Algorithm 2: Case Study 3

The Care Continuum

Case Study One

Volume gets a bad rap these days, and focusing on market share seems old-school compared to the post-Affordable Care Act emphasis on value. But Cardiovascular Center Director Brent Wilson, M.D., Ph.D., believes that volume and market share were the necessary means to growing out of problems and into value. They were also a means to survival. 

Five years ago, the cardiovascular service line (CVSL) faced a bleak reality. It was ranked number four in market share in the region. Specialists were siloed in their departments. Care was fragmented. Patient satisfaction scores fell below the 25th percentile nationally. 

Then CVSL Medical Director John Michael, M.D., M.B.A., and Administrative Director Don Zarkou, M.B.A., both agreed: The old system, which had been in place for decades, was not the path forward. Michael wanted to hire people with experience and vision and rethink how the service line did business. Meetings with hospital administration were frequent and spirited. It became clear that success depended on a willingness to bridge the great divide between faculty and the health system, work together and trust one another. Wilson remembers Dan Lundergan, M.H.A., then executive director of University of Utah Hospital, saying, “We’ll support what the School of Medicine thinks is best.” Both sides took a leap of faith. 

What followed was a complete transformation. “The entire structure was redesigned to provide seamless, efficient and coordinated care for patients,” says Outpatient CVSL Director Steven Tew, M.H.A., M.B.A. Together, hospital and School of Medicine leaders organized the medical assistants (MAs), previously hired by individual physicians, into a coordinated group practice. They created a central phone line staffed by MAs that offered a single, easy-to-access portal of entry for CV patients, many of whom have complex treatment plans that span multiple specialties.

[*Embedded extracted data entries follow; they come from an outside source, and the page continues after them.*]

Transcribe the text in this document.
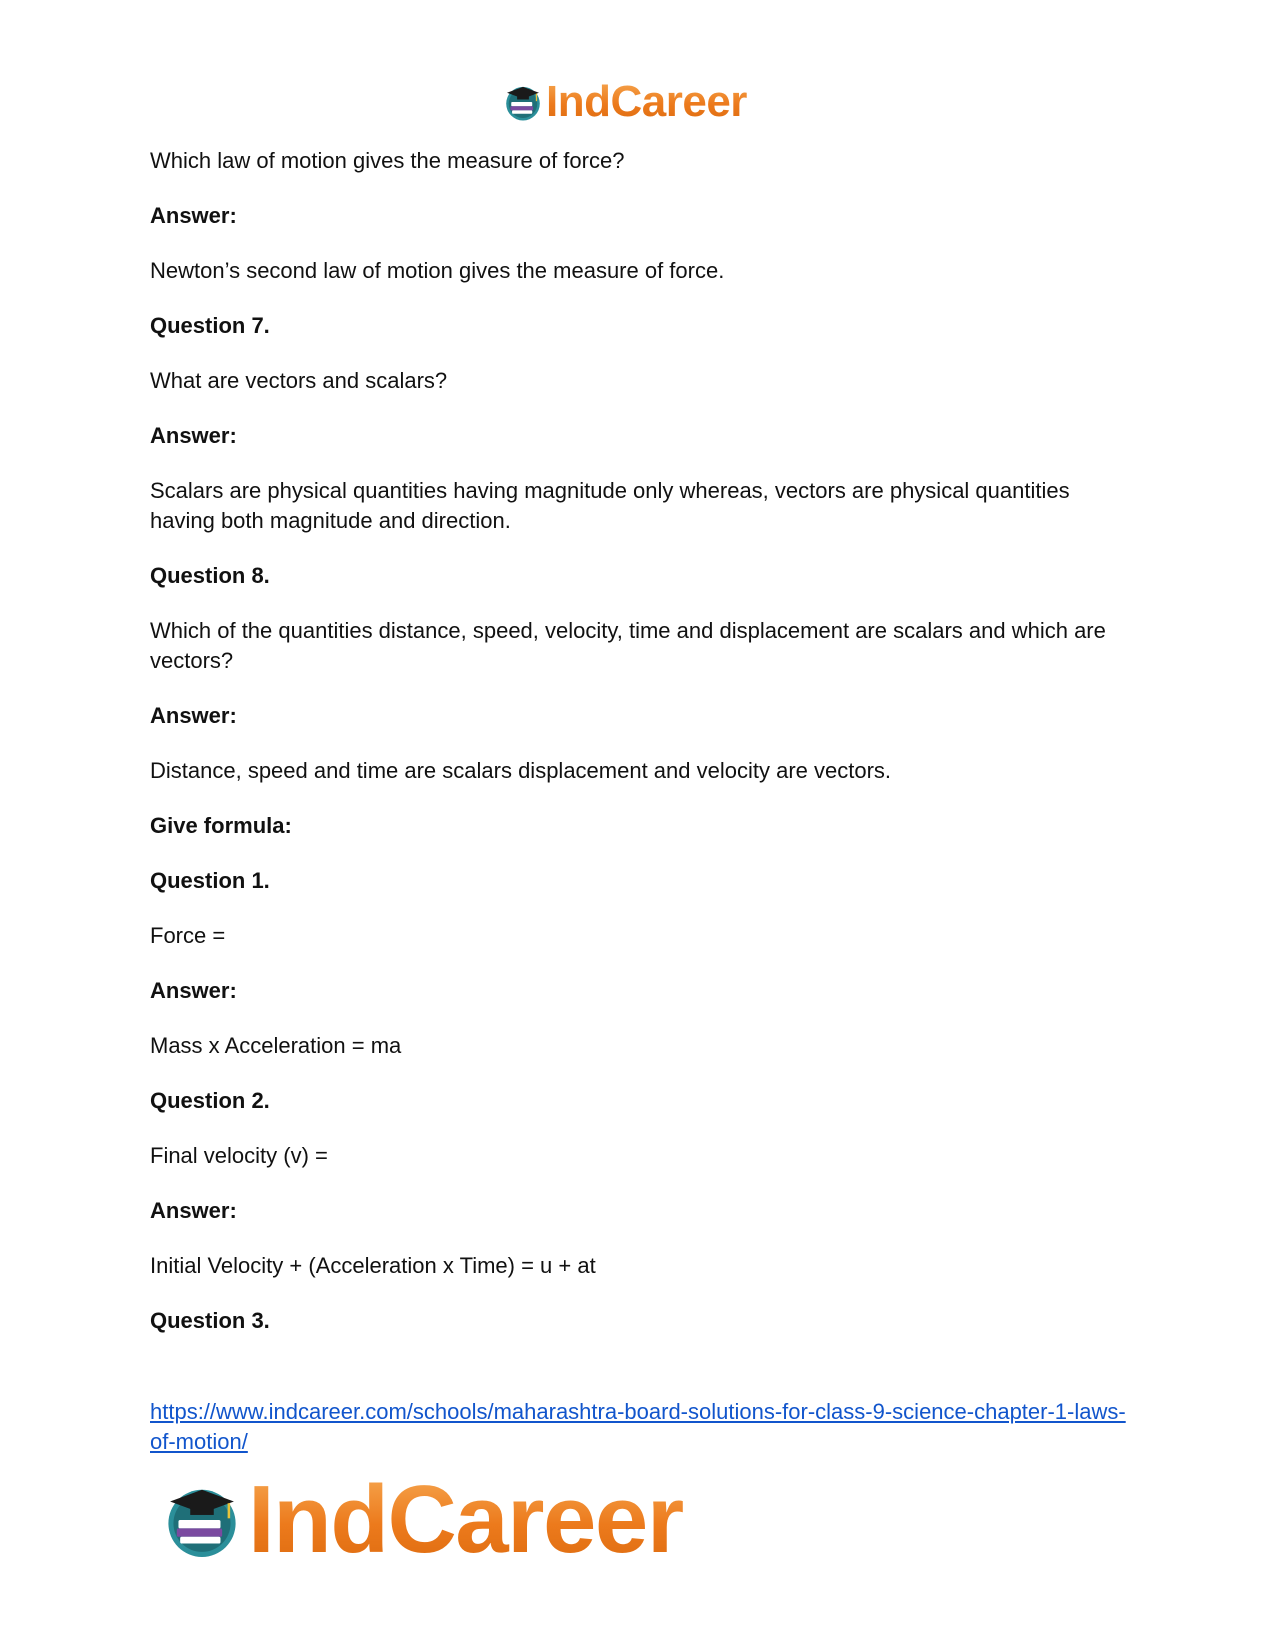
IndCareer

Which law of motion gives the measure of force?

Answer:

Newton’s second law of motion gives the measure of force.

Question 7.

What are vectors and scalars?

Answer:

Scalars are physical quantities having magnitude only whereas, vectors are physical quantities having both magnitude and direction.

Question 8.

Which of the quantities distance, speed, velocity, time and displacement are scalars and which are vectors?

Answer:

Distance, speed and time are scalars displacement and velocity are vectors.

Give formula:

Question 1.

Force =

Answer:

Mass x Acceleration = ma

Question 2.

Final velocity (v) =

Answer:

Initial Velocity + (Acceleration x Time) = u + at

Question 3.

https://www.indcareer.com/schools/maharashtra-board-solutions-for-class-9-science-chapter-1-laws-of-motion/
IndCareer
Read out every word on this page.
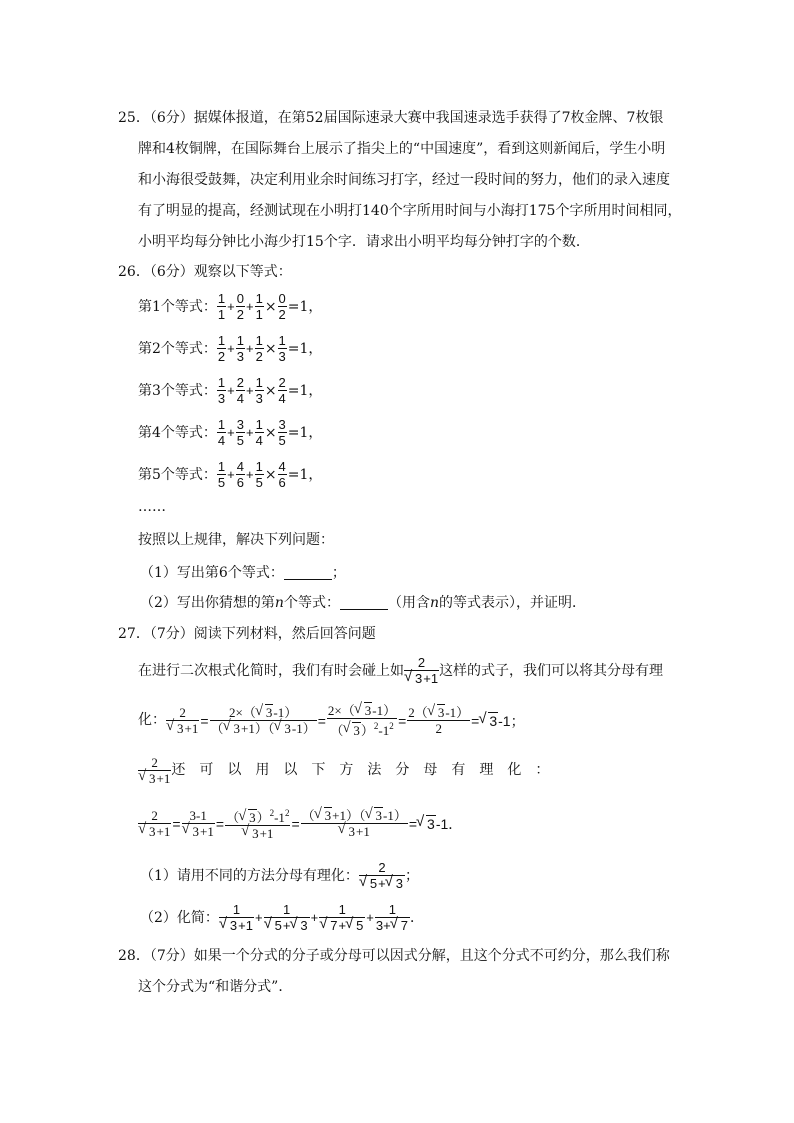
25．（6分）据媒体报道，在第52届国际速录大赛中我国速录选手获得了7枚金牌、7枚银
牌和4枚铜牌，在国际舞台上展示了指尖上的“中国速度”，看到这则新闻后，学生小明
和小海很受鼓舞，决定利用业余时间练习打字，经过一段时间的努力，他们的录入速度
有了明显的提高，经测试现在小明打140个字所用时间与小海打175个字所用时间相同，
小明平均每分钟比小海少打15个字．请求出小明平均每分钟打字的个数．
26．（6分）观察以下等式：
第1个等式： $\frac{1}{1} + \frac{0}{2} + \frac{1}{1} \times \frac{0}{2} =1$，
第2个等式： $\frac{1}{2} + \frac{1}{3} + \frac{1}{2} \times \frac{1}{3} =1$，
第3个等式： $\frac{1}{3} + \frac{2}{4} + \frac{1}{3} \times \frac{2}{4} =1$，
第4个等式： $\frac{1}{4} + \frac{3}{5} + \frac{1}{4} \times \frac{3}{5} =1$，
第5个等式： $\frac{1}{5} + \frac{4}{6} + \frac{1}{5} \times \frac{4}{6} =1$，
……
按照以上规律，解决下列问题：
（1）写出第6个等式：	；
（2）写出你猜想的第n个等式：	（用含n的等式表示），并证明．
27．（7分）阅读下列材料，然后回答问题
在进行二次根式化简时，我们有时会碰上如 2
√ 3+1 这样的式子，我们可以将其分母有理
化： 2
√ $3+1 = \frac{2\times( √ 3-1)}{( √ 3+1)( √ 3-1)} = \frac{2\times( √ 3-1)}{( √ 3)^2-1^2} = \frac{2( √ 3-1)}{2}$ = √ 3-1；
2
√ 3+1 还　可　以　用　以　下　方　法　分　母　有　理　化　：
2
√ 3+1 = 3-1
√ 3+1 = （ √ $3)^2-1^2$
√ 3+1 = （ √ 3+1）（ √ 3-1）
√ 3+1 = √ 3-1．
（1）请用不同的方法分母有理化： 2
√ 5+ √ 3 ；
（2）化简： 1
√ 3+1 + 1
√ 5+ √ 3 + 1
√ 7+ √ $5 + \frac{1}{3+ √ 7}$ ．
28．（7分）如果一个分式的分子或分母可以因式分解，且这个分式不可约分，那么我们称
这个分式为“和谐分式”．
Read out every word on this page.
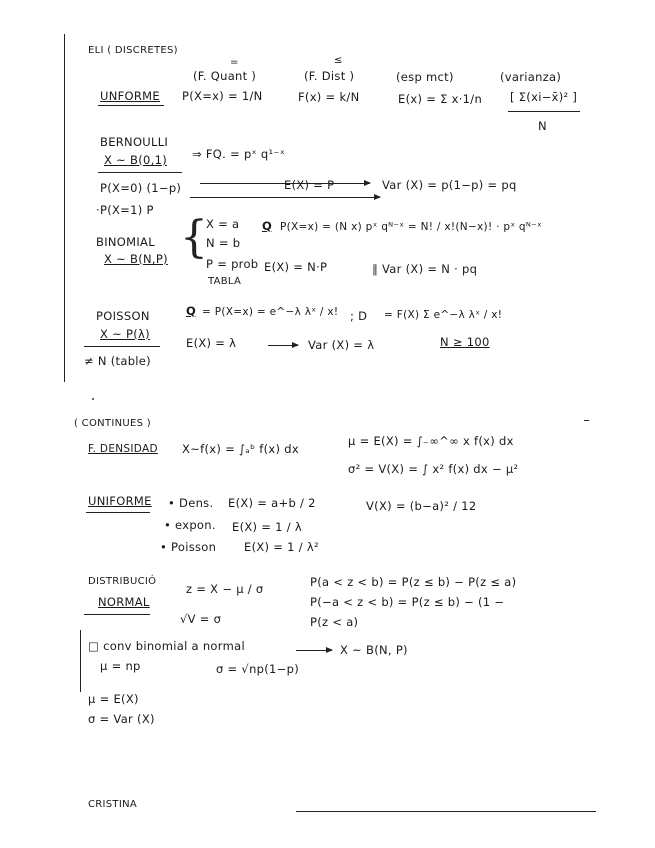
ELI ( DISCRETES)
=	≤
(F. Quant )	(F. Dist )	(esp mct)	(varianza)
UNFORME P(X=x) = 1/N	F(x) = k/N	E(x) = Σ x·1/n [ Σ(xi−x̄)² ]
N
BERNOULLI
X ~ B(0,1) ⇒ FQ. = pˣ q¹⁻ˣ
P(X=0) (1−p)	E(X) = P	Var (X) = p(1−p) = pq
·P(X=1) P
BINOMIAL
X ~ B(N,P) {
X = a
N = b
P = prob
TABLA
Q P(X=x) = (N x) pˣ qᴺ⁻ˣ = N! / x!(N−x)! · pˣ qᴺ⁻ˣ
E(X) = N·P	∥ Var (X) = N · pq
POISSON
X ~ P(λ)
≠ N (table)
Q = P(X=x) = e^−λ λˣ / x! ; D = F(X) Σ e^−λ λˣ / x!
E(X) = λ	Var (X) = λ	N ≥ 100
( CONTINUES )
F. DENSIDAD X~f(x) = ∫ₐᵇ f(x) dx
μ = E(X) = ∫₋∞^∞ x f(x) dx
σ² = V(X) = ∫ x² f(x) dx − μ²
UNIFORME • Dens. E(X) = a+b / 2	V(X) = (b−a)² / 12
• expon. E(X) = 1 / λ
• Poisson E(X) = 1 / λ²
DISTRIBUCIÓ
NORMAL
z = X − μ / σ
√V = σ
P(a < z < b) = P(z ≤ b) − P(z ≤ a)
P(−a < z < b) = P(z ≤ b) − (1 −
P(z < a)
□ conv binomial a normal	X ~ B(N, P)
μ = np	σ = √np(1−p)
μ = E(X)
σ = Var (X)
CRISTINA
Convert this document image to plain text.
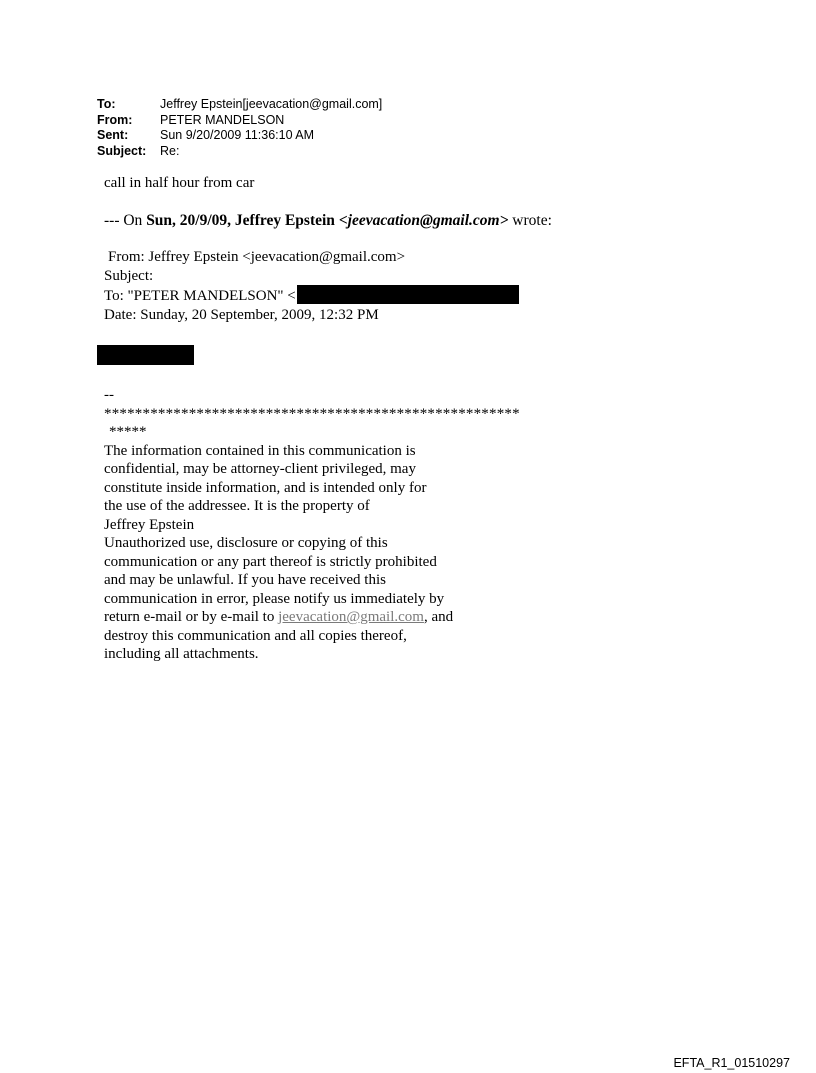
To:	Jeffrey Epstein[jeevacation@gmail.com]
From:	PETER MANDELSON
Sent:	Sun 9/20/2009 11:36:10 AM
Subject:	Re:
call in half hour from car
--- On Sun, 20/9/09, Jeffrey Epstein <jeevacation@gmail.com> wrote:
From: Jeffrey Epstein <jeevacation@gmail.com>
Subject:
To: "PETER MANDELSON" <
Date: Sunday, 20 September, 2009, 12:32 PM
--
******************************************************
*****
The information contained in this communication is
confidential, may be attorney-client privileged, may
constitute inside information, and is intended only for
the use of the addressee. It is the property of
Jeffrey Epstein
Unauthorized use, disclosure or copying of this
communication or any part thereof is strictly prohibited
and may be unlawful. If you have received this
communication in error, please notify us immediately by
return e-mail or by e-mail to jeevacation@gmail.com, and
destroy this communication and all copies thereof,
including all attachments.
EFTA_R1_01510297
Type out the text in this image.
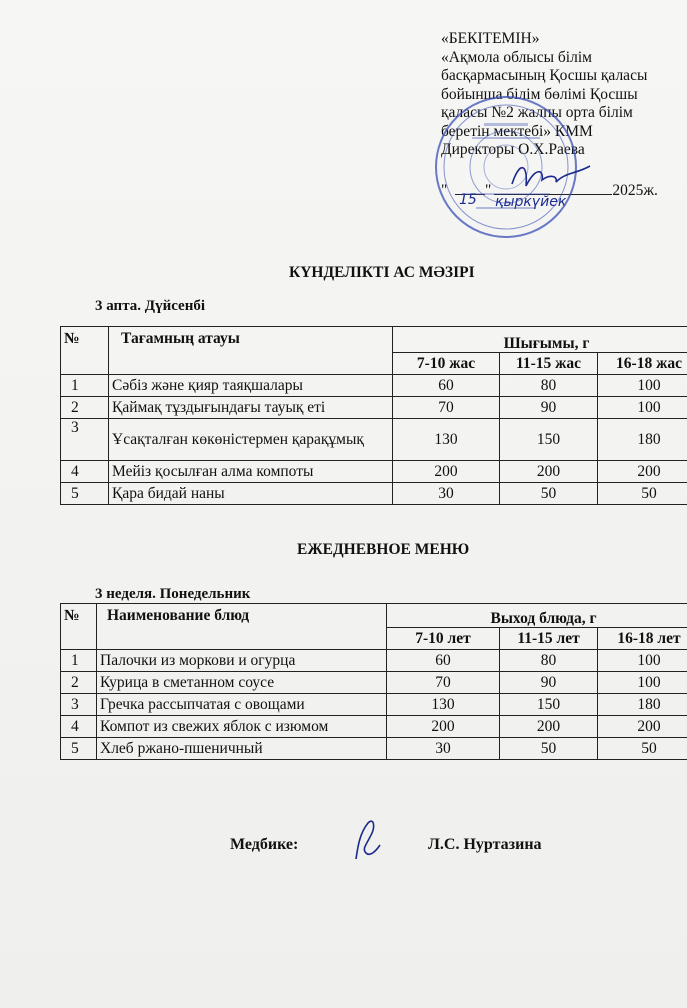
«БЕКІТЕМІН»
«Ақмола облысы білім
басқармасының Қосшы қаласы
бойынша білім бөлімі Қосшы
қаласы №2 жалпы орта білім
беретін мектебі» КММ
Директоры О.Х.Раева
"	"	2025ж.
15 қыркүйек
КҮНДЕЛІКТІ АС МӘЗІРІ
3 апта. Дүйсенбі
№	Тағамның атауы	Шығымы, г		
		7-10 жас	11-15 жас	16-18 жас
1	Сәбіз және қияр таяқшалары	60	80	100
2	Қаймақ тұздығындағы тауық еті	70	90	100
3	Ұсақталған көкөністермен қарақұмық	130	150	180
4	Мейіз қосылған алма компоты	200	200	200
5	Қара бидай наны	30	50	50
ЕЖЕДНЕВНОЕ МЕНЮ
3 неделя. Понедельник
№	Наименование блюд	Выход блюда, г		
		7-10 лет	11-15 лет	16-18 лет
1	Палочки из моркови и огурца	60	80	100
2	Курица в сметанном соусе	70	90	100
3	Гречка рассыпчатая с овощами	130	150	180
4	Компот из свежих яблок с изюмом	200	200	200
5	Хлеб ржано-пшеничный	30	50	50
Медбике:	Л.С. Нуртазина
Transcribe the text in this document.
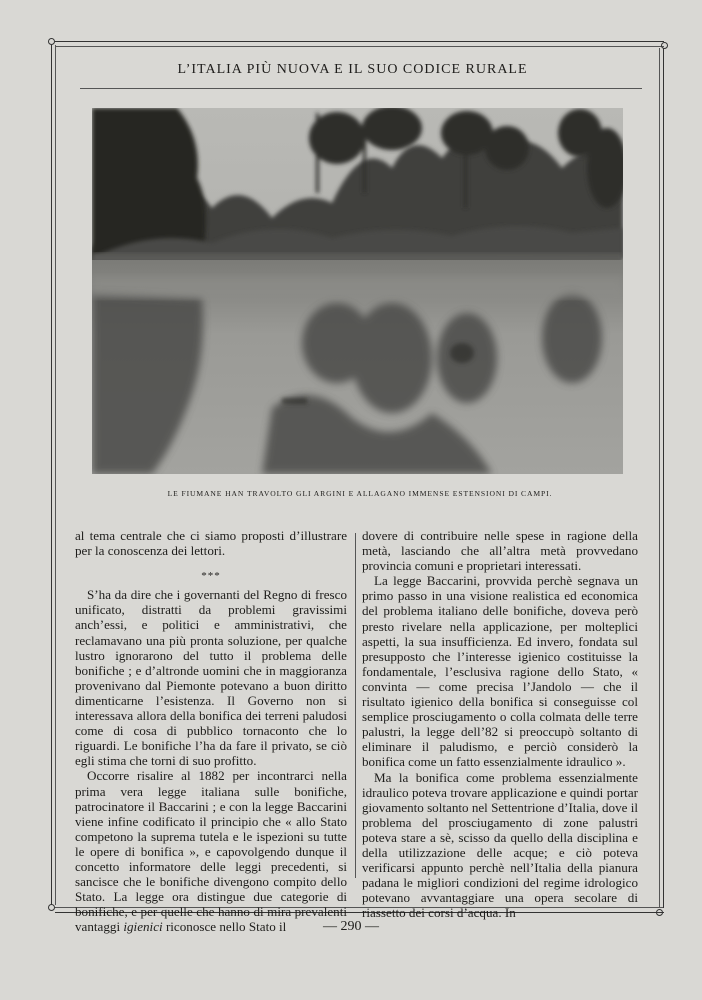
L’ITALIA PIÙ NUOVA E IL SUO CODICE RURALE
LE FIUMANE HAN TRAVOLTO GLI ARGINI E ALLAGANO IMMENSE ESTENSIONI DI CAMPI.

al tema centrale che ci siamo proposti d’illustrare per la conoscenza dei lettori.

***

S’ha da dire che i governanti del Regno di fresco unificato, distratti da problemi gravissimi anch’essi, e politici e amministrativi, che reclamavano una più pronta soluzione, per qualche lustro ignorarono del tutto il problema delle bonifiche ; e d’altronde uomini che in maggioranza provenivano dal Piemonte potevano a buon diritto dimenticarne l’esistenza. Il Governo non si interessava allora della bonifica dei terreni paludosi come di cosa di pubblico tornaconto che lo riguardi. Le bonifiche l’ha da fare il privato, se ciò egli stima che torni di suo profitto.

Occorre risalire al 1882 per incontrarci nella prima vera legge italiana sulle bonifiche, patrocinatore il Baccarini ; e con la legge Baccarini viene infine codificato il principio che « allo Stato competono la suprema tutela e le ispezioni su tutte le opere di bonifica », e capovolgendo dunque il concetto informatore delle leggi precedenti, si sancisce che le bonifiche divengono compito dello Stato. La legge ora distingue due categorie di bonifiche, e per quelle che hanno di mira prevalenti vantaggi igienici riconosce nello Stato il

dovere di contribuire nelle spese in ragione della metà, lasciando che all’altra metà provvedano provincia comuni e proprietari interessati.

La legge Baccarini, provvida perchè segnava un primo passo in una visione realistica ed economica del problema italiano delle bonifiche, doveva però presto rivelare nella applicazione, per molteplici aspetti, la sua insufficienza. Ed invero, fondata sul presupposto che l’interesse igienico costituisse la fondamentale, l’esclusiva ragione dello Stato, « convinta — come precisa l’Jandolo — che il risultato igienico della bonifica si conseguisse col semplice prosciugamento o colla colmata delle terre palustri, la legge dell’82 si preoccupò soltanto di eliminare il paludismo, e perciò considerò la bonifica come un fatto essenzialmente idraulico ».

Ma la bonifica come problema essenzialmente idraulico poteva trovare applicazione e quindi portar giovamento soltanto nel Settentrione d’Italia, dove il problema del prosciugamento di zone palustri poteva stare a sè, scisso da quello della disciplina e della utilizzazione delle acque; e ciò poteva verificarsi appunto perchè nell’Italia della pianura padana le migliori condizioni del regime idrologico potevano avvantaggiare una opera secolare di riassetto dei corsi d’acqua. In

— 290 —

From shifting appointments, coordinating consecutive visits with multiple providers, and greeting patients when they arrive, MAs guide patients, a third of whom live more than 100 miles away, through every step of clinical care. 

The Cardiovascular Center grew to more than 95 providers. “We looked for strong personalities who wanted to make a difference,” says Wilson. “Higher clinical volumes and diversity of patients opened up greater possibilities for both training and research.” It also allowed them to expand outreach, with cardiologists now seeing patients in more than 20 sites in five states. 

Today, the CV service line is ranked No. 2 in market share, patient satisfaction has skyrocketed to the 85th percentile, and last quarter was the most clinically productive ever. “Volume, and alignment with the hospital, has done many good things for us and for our patients,” says Wilson. 

Case Study Two

Benjamin Brooke M.D
Benjamin Brooke, M.D., Ph.D., assistant professor of vascular surgery, splits his time evenly between clinical practice and health services research.

Benjamin Brooke, M.D., Ph.D., has all the right degrees from all the right schools (University of Virginia, Utah, Hopkins, Dartmouth). After 15 years of rigorous training, the path he chose as a vascular surgeon, however, is much less traditional. Today, you’re as likely to find him sitting in a focus group talking to patients about their recent surgery as you are to find him in the operating room performing a complicated bypass graft. 

Defying the archetype of the surgeon who’s eager to hand off the patient’s care, Brooke has focused his research precisely on those transitions of care, from the clinic to the OR, to the ICU, to the floor, to a post-acute facility and back home. 

Brooke splits his time evenly between his clinical practice and health services research. “I feel lucky to be here,” says Brooke, assistant professor of vascular surgery. “A lot of departments are so driven by productivity and clinical revenue, they would never allow surgeons to do this type of work.” Clearly, surgery generates more revenue than focus groups, but Vascular Surgery Division Chief Larry Kraiss, M.D., says the institution is taking the long view. “Eventually we’ll be held financially responsible for poor outcomes,” says Kraiss. “More importantly, we’re doing what’s right for the patient.” 

Finding ways to improve processes is far more exciting to Brooke than economic incentives. But he doesn’t believe he’s unique. “All surgeons are interested in improving outcomes,” says Brooke. “No surgeon wants to have a patient readmitted because they weren’t given an anticoagulant at a post-acute care facility. You take it personally. It’s not trivial.” Brooke envisions a new paradigm where surgeons are not just technicians but comanagers of a patient’s health. 

With funding from a Patient-Centered Outcomes Research Institute (PCORI) grant, he’s studying patient outcomes and gaps in care coordination. He talks to patients about the problems they experience and the opportunities they see to improve. “We need to ask patients what their goals are and then clearly communicate what they can expect.” 

Collaborating with colleagues from across the country, he’s hoping his research will lead to changes that are scalable and widely disseminated. “Patients often become pawns in a big, complex structure,” says Brooke. “We need to look at the care we’re providing from their perspective.”